Effects of intraoperative dexmedetomidine with intravenous anesthesia on postoperative emergence agitation/delirium in pediatric patients undergoing tonsillectomy with or without adenoidectomy: A CONSORT-prospective, randomized, controlled clinical trial.

Postoperative emergence agitation/delirium (POED) is a common complication in pediatric surgery patients, which increases the risk of developing postoperative airway obstruction and respiratory depression. This study aims to investigate the safety and efficacy of intraoperative infusion of dexmedetomidine (DEX) and its effects on POED in pediatric patients undergoing tonsillectomy with or without adenoidectomy.Sixty patients scheduled for tonsillectomy with or without adenoidectomy, aged 2 to 8 years, were randomly allocated into 2 groups (n = 30). Pediatric patients in the group DEX received intravenous (IV) DEX 1 μg/kg over 10 minutes, followed by 0.5 μg/kg/h continuous infusion, and the same volume of 0.9% saline was administrated in the group control. Anesthesia was maintained with target-controlled infusion (TCI) of propofol and remifentanyl. Intraoperative heart rate (HR), noninvasive blood pressure (NIBP), blood oxygen saturation (SPO2), recovery time, and extubation time were recorded. Pain level was evaluated using the objective pain score (OPS), pediatric anesthesia emergence delirium (PAED) scale and Cole 5-point scale (CPS) was used to evaluate POED when patients at 0, 5, 15 minutes, and then at intervals of 15 minutes for 60 minutes after parents arrival at postanesthesia care unit (PACU).The results showed that intraoperative HR was significantly lower in group DEX (P <0.05), mean diastolic and systolic NIBP was not statistically different between groups. Time to wake and time to extubation were lengthened in group DEX as compared with group control (P <0.05).
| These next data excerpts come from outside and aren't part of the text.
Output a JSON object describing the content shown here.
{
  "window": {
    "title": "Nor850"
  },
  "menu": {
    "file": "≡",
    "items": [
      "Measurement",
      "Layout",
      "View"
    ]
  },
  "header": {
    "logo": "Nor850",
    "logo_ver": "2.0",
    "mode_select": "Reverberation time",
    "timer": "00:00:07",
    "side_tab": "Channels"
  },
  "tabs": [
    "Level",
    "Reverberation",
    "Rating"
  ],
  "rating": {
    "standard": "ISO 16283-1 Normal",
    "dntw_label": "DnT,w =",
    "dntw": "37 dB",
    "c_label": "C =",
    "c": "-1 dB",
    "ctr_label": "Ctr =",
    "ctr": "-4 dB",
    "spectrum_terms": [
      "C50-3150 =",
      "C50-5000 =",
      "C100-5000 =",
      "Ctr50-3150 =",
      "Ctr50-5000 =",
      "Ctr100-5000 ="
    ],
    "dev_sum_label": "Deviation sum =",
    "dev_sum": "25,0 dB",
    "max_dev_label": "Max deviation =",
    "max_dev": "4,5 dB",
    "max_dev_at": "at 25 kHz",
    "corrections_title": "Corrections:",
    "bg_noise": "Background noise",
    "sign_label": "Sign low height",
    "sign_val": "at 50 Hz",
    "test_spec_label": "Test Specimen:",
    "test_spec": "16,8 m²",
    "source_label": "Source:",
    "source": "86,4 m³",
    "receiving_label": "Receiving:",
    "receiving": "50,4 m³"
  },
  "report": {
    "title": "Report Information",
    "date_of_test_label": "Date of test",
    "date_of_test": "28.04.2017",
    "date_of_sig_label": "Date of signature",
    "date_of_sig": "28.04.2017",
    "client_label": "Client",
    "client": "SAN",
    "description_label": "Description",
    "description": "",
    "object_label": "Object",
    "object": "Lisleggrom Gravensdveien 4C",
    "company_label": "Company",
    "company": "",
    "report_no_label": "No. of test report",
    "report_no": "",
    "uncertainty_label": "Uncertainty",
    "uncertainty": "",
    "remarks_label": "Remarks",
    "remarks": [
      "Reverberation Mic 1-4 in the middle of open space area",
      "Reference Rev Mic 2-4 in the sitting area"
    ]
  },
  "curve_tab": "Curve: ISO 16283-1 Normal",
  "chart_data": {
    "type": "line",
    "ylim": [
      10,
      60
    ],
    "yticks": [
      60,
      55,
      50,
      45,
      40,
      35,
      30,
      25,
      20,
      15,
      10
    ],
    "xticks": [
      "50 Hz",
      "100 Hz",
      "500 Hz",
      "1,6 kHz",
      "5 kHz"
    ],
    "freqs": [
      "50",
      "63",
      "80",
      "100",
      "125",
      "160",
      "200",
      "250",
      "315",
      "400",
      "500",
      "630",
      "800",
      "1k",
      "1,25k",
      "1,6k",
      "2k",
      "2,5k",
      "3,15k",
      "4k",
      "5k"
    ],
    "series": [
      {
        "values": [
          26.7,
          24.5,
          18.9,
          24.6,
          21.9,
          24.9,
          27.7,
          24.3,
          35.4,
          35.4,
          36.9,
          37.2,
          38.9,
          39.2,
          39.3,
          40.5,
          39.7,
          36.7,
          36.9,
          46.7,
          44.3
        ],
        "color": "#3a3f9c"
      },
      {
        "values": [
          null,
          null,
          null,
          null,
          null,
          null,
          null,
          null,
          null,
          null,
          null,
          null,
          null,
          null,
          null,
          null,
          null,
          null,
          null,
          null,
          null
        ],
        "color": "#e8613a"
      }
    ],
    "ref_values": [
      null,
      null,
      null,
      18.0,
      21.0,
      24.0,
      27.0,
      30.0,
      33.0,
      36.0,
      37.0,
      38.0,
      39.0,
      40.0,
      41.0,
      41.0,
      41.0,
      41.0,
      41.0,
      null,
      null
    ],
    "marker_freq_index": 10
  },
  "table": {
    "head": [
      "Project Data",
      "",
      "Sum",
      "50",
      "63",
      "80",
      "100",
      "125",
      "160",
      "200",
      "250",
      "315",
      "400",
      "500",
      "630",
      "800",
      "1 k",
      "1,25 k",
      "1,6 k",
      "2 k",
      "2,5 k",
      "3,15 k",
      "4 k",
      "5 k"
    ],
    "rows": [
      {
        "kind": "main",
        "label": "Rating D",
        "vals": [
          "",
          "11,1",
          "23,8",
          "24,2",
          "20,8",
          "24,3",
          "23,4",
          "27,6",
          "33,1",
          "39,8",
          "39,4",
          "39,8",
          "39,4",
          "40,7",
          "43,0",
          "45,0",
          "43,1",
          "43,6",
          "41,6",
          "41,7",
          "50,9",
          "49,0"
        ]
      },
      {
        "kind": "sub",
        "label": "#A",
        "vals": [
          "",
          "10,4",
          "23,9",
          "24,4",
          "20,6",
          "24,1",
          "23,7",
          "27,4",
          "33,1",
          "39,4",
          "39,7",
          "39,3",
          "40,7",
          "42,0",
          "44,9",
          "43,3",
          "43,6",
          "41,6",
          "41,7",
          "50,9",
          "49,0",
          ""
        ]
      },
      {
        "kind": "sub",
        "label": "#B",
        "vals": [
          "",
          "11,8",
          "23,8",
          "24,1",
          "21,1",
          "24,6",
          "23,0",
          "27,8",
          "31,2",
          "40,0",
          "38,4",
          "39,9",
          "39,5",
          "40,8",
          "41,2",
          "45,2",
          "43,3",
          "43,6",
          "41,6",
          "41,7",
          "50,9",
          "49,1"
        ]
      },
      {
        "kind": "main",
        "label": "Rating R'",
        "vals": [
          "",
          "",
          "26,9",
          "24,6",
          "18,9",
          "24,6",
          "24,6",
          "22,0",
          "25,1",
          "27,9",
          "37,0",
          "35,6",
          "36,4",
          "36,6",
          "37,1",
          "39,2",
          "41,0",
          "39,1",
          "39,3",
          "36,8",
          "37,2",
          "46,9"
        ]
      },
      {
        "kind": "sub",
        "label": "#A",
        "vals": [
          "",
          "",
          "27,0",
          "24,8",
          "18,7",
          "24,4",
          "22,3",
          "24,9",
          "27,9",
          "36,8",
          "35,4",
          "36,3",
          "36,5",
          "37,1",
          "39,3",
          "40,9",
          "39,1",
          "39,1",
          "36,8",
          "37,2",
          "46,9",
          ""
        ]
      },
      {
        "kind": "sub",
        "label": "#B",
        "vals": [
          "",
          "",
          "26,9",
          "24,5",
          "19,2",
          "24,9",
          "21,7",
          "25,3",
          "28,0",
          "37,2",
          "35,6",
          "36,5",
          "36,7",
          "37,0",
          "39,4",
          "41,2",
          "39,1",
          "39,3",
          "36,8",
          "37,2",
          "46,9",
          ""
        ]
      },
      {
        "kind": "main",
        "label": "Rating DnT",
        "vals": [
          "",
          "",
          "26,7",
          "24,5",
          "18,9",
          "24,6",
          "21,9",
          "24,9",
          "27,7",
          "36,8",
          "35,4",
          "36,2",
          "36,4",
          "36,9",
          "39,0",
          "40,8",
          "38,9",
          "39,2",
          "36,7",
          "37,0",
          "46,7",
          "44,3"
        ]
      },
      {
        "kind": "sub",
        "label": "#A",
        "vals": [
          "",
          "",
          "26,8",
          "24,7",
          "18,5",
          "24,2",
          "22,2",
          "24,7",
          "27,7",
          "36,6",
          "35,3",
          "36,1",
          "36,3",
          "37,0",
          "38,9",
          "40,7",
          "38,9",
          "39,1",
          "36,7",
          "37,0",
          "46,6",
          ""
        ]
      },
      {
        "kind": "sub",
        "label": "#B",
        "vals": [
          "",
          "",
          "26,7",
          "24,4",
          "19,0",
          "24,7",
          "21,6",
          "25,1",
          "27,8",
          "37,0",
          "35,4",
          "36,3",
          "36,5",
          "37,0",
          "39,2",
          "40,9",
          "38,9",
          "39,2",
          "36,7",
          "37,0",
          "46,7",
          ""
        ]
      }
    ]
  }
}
OPS and CPS were lower in group DEX at 15, 30, and 45 minutes time points (P <0.05); however, there were no significantly differences in the PAED score at different time points in the PACU.The present data suggested that intraoperative infusion of dexmedetomidine combined with intravenous anesthetics can provide satisfactory intraoperative conditions for pediatric patients undergoing tonsillectomy with or without adenoidectomy, without adverse hemodynamic effects, though the lower incidence of POED was not observed.

Introduction

Postoperative emergence agitation/delirium (POED) in pediatric surgery patients is a cluster of postoperative disturbing behaviors occurring in the early period of postanesthetic recovery, characterized by a variety of presentations, including crying, excitation, and agitation, and is one of the major causes of dissatisfaction among parents and healthcare workers.[ Pediatric patients undergoing tonsillectomy and adenoidectomy usually have a high incidence of POED, which increases the risk of developing postoperative airway obstruction and respiratory depression due to anatomical characteristics of operative location and increased susceptibility to opioid analgesics. Although several factors, such as anesthetics, patient, surgical, and medication-related procedures, associated with POED have been reported,[ the etiology of POED remains to be further characterized. With the help of various drugs and techniques, anesthesiologists recently endeavor in reducing the incidence of POED and improving the quality of pediatric patients’ postoperative condition.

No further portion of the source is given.